Remission: CK normal + CMAS ≥48/52 + no active skin disease + normal nailfold capillaroscopy for ≥6 months on stable treatment
Attempt treatment cessation after 2 years of sustained remission — very slow taper of MTX, then prednisolone
Polycyclic and chronic continuous courses are common — relapse during or after drug cessation requires prompt treatment intensification
Long-term follow-up continues even in clinical remission — nailfold capillaroscopy, calcinosis monitoring, cardiovascular risk (lipodystrophy, chronic inflammation)

References

01
Rider LG, et al. 2016 American College of Rheumatology/European League Against Rheumatism criteria for minimal, moderate, and major clinical response in juvenile dermatomyositis.

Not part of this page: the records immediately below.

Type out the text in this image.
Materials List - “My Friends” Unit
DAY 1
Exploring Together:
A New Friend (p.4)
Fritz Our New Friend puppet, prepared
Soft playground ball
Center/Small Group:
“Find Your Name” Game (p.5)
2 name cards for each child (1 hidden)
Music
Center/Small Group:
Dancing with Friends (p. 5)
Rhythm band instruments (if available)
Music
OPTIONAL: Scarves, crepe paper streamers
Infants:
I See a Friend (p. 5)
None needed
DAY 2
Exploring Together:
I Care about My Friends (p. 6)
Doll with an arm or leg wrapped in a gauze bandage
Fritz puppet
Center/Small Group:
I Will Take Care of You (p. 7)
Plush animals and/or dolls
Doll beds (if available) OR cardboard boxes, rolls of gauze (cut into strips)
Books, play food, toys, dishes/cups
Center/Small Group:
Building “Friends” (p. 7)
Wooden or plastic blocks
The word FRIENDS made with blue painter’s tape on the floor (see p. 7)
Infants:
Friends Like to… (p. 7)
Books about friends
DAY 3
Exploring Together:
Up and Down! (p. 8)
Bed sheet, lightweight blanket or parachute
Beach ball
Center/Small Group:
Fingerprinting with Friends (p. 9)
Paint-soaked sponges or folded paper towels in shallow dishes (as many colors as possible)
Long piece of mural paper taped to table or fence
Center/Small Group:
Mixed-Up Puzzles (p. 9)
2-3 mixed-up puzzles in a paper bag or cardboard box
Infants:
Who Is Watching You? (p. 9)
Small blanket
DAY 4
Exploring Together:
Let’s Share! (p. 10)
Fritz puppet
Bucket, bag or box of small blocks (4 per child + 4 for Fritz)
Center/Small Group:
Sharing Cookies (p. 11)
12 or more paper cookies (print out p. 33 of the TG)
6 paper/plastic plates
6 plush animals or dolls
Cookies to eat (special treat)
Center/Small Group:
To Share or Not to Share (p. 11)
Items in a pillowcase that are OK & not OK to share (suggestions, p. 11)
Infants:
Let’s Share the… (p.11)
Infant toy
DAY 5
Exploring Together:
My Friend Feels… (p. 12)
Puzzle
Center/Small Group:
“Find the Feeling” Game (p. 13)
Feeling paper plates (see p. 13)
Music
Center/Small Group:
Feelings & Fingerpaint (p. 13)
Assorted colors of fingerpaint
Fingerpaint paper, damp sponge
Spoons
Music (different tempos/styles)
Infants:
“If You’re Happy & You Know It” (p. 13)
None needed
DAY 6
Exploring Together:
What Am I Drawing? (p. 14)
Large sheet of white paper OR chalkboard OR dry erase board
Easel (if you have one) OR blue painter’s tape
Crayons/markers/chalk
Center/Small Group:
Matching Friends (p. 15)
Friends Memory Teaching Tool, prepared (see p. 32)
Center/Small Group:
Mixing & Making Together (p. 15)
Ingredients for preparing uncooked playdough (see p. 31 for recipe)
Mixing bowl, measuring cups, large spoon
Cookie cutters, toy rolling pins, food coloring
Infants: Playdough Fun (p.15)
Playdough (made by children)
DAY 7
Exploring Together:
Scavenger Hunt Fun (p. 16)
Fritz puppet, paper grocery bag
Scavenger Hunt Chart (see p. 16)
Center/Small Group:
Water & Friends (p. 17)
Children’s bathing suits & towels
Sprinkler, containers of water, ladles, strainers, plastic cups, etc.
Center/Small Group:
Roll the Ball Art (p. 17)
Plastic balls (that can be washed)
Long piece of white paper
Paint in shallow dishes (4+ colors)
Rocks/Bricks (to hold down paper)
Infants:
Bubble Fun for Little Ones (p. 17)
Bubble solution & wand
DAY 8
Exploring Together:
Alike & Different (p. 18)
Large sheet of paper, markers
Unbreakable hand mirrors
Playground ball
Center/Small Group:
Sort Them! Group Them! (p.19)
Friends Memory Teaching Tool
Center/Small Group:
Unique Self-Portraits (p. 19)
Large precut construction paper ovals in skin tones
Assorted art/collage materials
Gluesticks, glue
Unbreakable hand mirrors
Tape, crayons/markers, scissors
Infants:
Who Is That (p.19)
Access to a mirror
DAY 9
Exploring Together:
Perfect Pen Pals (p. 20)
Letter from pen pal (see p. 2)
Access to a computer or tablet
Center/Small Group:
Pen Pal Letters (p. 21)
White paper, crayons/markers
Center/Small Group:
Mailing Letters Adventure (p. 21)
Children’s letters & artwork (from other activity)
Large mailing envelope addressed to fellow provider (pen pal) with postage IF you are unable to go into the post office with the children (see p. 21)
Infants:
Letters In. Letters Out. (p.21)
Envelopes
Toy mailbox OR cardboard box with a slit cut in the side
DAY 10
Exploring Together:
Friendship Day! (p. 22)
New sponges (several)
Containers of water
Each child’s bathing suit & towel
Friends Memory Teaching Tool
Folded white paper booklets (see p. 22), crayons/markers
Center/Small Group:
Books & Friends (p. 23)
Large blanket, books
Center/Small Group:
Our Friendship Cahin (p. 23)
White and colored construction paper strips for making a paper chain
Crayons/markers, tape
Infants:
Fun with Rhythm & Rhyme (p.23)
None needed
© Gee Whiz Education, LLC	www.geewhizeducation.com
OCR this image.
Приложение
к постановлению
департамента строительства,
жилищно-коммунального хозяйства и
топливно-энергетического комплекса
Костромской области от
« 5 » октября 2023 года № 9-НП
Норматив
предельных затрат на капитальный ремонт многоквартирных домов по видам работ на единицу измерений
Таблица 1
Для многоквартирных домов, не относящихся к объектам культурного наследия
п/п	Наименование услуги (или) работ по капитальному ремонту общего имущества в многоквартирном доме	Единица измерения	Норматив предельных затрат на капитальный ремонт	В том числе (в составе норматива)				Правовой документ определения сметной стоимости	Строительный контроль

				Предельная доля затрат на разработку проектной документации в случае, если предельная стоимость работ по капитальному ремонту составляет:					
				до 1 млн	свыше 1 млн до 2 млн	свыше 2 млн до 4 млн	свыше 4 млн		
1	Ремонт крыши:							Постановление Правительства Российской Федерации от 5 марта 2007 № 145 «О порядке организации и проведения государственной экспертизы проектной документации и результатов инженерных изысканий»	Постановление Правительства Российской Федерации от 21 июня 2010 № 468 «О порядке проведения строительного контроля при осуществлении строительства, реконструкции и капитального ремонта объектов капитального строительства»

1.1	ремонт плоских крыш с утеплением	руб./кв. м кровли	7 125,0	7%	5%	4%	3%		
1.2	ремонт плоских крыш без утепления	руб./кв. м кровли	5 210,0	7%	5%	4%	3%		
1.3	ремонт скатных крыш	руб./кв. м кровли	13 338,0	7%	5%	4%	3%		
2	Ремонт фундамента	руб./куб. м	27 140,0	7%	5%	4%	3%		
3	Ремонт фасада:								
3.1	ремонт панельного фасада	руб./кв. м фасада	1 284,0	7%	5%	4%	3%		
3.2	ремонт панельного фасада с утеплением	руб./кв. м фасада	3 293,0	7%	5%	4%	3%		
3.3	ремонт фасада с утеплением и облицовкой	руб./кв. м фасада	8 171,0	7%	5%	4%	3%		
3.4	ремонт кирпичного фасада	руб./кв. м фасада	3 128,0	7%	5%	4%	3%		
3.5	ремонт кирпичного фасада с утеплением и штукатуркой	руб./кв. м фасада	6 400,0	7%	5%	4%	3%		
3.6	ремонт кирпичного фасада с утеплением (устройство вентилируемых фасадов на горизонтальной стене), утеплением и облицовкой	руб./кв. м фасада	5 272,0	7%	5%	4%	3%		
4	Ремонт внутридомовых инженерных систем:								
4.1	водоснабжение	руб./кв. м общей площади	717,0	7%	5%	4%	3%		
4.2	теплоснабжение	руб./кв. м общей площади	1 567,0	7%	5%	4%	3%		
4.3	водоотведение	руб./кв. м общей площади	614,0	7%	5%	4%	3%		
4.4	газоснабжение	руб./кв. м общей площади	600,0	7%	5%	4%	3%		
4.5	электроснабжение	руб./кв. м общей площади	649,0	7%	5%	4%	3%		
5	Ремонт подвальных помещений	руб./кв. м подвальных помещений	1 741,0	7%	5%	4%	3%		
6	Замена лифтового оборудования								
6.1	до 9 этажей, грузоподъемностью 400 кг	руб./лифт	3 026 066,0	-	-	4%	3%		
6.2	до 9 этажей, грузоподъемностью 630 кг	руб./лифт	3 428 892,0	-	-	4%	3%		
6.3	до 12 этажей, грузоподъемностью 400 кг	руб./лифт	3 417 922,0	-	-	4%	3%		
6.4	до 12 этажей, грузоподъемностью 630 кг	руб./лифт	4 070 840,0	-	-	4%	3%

Arthritis Rheumatol. 2017;69(5):911–923.
02
Feldman BM, et al. Approaches to the treatment of childhood-onset inflammatory myopathy: consensus-based recommendations from the ARCCore Study. Arthritis Care Res. 2016;68(10):1428–1435.
03
Tansley SL, et al. Myositis-specific and myositis-associated antibodies in juvenile idiopathic inflammatory myopathies. Rheumatology. 2014;53(3):391–396.
04
Bingham A, et al. Predictors of treatment resistance and disease complications in juvenile dermatomyositis. Arthritis Rheum. 2008;58(11):3585–3592.
05
Ravelli A, et al. Preliminary core sets of measures for disease activity and damage assessment in juvenile systemic lupus erythematosus and juvenile dermatomyositis. Rheumatology. 2003;42(12):1452–1459.
06
Miles L, et al. Calcinosis in juvenile dermatomyositis: a review of the literature. Autoimmun Rev. 2014;13(12):1229–1235.
07
Therapeutic Guidelines. Rheumatology. Melbourne: Therapeutic Guidelines Ltd; 2024.
08
Pharmaceutical Benefits Scheme (PBS). Schedule of Pharmaceutical Benefits. Canberra: Department of Health; 2025.
09
Royal Australian College of General Practitioners (RACGP). Clinical guidance — paediatric inflammatory myopathy. Melbourne: RACGP; 2023.